A big part of achieving financial stability is saving money. If you’re struggling to save, consider automating the process.
There are two ways to automate your savings. You can contact your bank and ask them to transfer a certain amount from your checking into your savings every month. Or you can contact your employer and ask them to deposit a certain percentage of each paycheck into your savings instead of your checking account. Either way, the money will never appear in your checking account, so you will not be tempted to spend it.
Try automating your savings to see how much you can accumulate by the end of the year. Even if you aren’t able to save a significant amount every month, it’s important to remember that saving something is better than saving nothing at all.
Evaluate Your Debt
Another important aspect of getting your finances organized is evaluating your debt to look for opportunities to save money.
Start by comparing interest rates on your credit cards. If the interest rate is significantly higher on one card, it’s wise to consider a balance transfer to a card with a lower interest rate or a personal loan with a lower interest rate. This move could consolidate your debt, making it easier to make payments every month. More importantly, it could also save you hundreds of dollars in interest payments.
If a balance transfer or personal loan isn’t an option, try making larger monthly payments on the credit card debt with a higher interest rate. The faster you can pay this debt off, the less you will pay in interest.
Now is a good time to take a look at your student loan and mortgage rates, too. Interest rates are historically low right now, so you may want to consider refinancing your student loans or mortgage. But be sure to research the fees associated with refinancing to determine whether or not it makes sense for you. If you will end up saving more than you will spend on these fees, contact your lender to discuss your options.
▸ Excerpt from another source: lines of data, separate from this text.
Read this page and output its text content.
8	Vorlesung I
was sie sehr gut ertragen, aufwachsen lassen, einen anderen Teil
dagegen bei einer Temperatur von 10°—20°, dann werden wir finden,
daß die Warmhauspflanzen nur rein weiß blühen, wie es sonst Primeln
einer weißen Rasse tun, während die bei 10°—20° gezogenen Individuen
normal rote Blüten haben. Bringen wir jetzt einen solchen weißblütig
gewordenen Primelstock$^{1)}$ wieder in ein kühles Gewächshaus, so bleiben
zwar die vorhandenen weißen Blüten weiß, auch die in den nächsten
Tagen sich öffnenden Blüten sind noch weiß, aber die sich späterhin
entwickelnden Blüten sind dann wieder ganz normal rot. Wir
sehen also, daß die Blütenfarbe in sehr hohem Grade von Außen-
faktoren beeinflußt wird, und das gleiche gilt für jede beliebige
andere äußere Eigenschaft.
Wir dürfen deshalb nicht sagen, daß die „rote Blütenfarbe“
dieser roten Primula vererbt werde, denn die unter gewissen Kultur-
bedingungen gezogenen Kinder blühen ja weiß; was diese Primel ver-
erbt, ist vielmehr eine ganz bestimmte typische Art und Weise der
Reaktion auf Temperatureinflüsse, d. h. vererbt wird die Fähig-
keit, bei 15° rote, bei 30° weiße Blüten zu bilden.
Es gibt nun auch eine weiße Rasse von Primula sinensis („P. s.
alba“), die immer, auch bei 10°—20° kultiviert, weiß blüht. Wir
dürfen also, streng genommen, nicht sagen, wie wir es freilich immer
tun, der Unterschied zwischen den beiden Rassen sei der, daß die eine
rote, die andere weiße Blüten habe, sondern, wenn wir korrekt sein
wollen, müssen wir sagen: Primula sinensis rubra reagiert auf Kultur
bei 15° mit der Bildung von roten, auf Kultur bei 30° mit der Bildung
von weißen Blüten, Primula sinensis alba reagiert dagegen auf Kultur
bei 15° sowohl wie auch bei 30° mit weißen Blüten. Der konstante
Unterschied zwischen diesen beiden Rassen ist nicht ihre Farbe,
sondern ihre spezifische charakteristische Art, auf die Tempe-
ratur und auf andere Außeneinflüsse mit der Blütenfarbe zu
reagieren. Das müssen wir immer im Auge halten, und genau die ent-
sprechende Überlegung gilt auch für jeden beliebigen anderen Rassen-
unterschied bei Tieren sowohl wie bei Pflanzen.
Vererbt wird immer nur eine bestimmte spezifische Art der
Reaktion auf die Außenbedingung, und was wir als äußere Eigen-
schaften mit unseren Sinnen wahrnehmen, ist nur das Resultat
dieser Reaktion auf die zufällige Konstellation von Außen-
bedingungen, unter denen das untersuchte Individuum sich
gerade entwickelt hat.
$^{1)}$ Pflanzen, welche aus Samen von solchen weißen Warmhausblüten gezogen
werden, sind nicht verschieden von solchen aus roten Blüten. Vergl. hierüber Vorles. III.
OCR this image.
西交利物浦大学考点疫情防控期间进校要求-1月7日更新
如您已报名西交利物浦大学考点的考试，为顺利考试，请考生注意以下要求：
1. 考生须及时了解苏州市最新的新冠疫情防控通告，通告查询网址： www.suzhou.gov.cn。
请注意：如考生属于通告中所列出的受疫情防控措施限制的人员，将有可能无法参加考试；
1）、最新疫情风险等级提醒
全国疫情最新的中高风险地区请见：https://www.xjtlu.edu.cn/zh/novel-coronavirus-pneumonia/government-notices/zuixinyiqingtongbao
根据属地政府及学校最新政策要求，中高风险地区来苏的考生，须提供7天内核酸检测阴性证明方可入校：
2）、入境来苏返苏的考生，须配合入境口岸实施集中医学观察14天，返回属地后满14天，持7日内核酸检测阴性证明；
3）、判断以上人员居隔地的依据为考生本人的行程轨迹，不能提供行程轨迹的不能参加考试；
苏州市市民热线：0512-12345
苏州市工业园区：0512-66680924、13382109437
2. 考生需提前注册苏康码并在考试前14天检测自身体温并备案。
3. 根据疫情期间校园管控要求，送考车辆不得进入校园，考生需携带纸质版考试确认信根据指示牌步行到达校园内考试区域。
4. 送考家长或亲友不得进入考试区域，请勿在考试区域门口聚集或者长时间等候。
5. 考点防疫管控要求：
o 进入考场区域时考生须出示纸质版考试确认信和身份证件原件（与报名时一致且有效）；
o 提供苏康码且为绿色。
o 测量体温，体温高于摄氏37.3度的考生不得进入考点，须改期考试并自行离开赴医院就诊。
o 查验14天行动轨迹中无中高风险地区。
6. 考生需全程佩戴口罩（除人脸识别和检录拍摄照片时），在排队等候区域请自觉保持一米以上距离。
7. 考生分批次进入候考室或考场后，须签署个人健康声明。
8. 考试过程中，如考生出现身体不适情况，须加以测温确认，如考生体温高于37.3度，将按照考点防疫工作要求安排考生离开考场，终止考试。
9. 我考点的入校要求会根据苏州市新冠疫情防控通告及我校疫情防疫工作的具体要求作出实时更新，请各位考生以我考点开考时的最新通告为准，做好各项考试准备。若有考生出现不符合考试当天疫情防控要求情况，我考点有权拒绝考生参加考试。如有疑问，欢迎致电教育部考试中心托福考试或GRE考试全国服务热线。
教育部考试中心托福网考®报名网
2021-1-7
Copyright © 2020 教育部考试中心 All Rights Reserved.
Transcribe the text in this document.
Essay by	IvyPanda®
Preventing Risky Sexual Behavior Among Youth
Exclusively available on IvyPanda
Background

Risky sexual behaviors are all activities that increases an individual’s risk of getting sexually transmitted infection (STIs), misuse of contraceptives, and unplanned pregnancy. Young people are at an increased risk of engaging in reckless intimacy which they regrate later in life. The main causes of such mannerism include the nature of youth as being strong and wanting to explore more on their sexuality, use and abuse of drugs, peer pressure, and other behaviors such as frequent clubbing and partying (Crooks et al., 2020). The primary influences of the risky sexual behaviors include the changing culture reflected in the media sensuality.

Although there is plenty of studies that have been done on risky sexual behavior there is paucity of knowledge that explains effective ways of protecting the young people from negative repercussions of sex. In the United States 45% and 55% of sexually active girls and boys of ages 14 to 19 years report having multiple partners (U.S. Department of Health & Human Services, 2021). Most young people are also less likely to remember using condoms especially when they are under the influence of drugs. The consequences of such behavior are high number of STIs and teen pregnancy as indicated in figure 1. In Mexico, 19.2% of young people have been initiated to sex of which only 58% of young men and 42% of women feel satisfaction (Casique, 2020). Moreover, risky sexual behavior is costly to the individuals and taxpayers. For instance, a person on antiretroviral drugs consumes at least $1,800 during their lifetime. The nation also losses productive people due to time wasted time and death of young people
Taking control of your finances can seem overwhelming when you’re surrounded by stacks of papers and unopened mail from creditors. To avoid this problem, you can go paperless.
This means notifying your credit card companies, banks, lenders, and other parties that you would like to communicate via email rather than snail mail. Be sure to verify your email address with each of these parties so they know how to contact you.
Going paperless may make it easier to keep track of your finances and manage your bills. Taking this step ensures that you won’t ever have to worry about misplacing an important paper.
Review Your Accounts Regularly
It’s important to take the time to review your checking account, savings account, and credit card statements on a regular basis. Use this as an opportunity to look for issues that need to be addressed.
For example, if you see a charge you aren’t familiar with, notify your bank or credit card company of this potential fraudulent activity. You should also review your accounts to ensure you aren’t being charged for subscription services you no longer use. If you see any of these recurring charges, contact the service provider to cancel your membership right away.
It only takes a few moments to review your accounts, but it can help you identify significant issues that could put more money back in your wallet.
Following these tips will assist you in ending the year more financially organized, [TB2] so you can continue to reach new levels of success in the years ahead!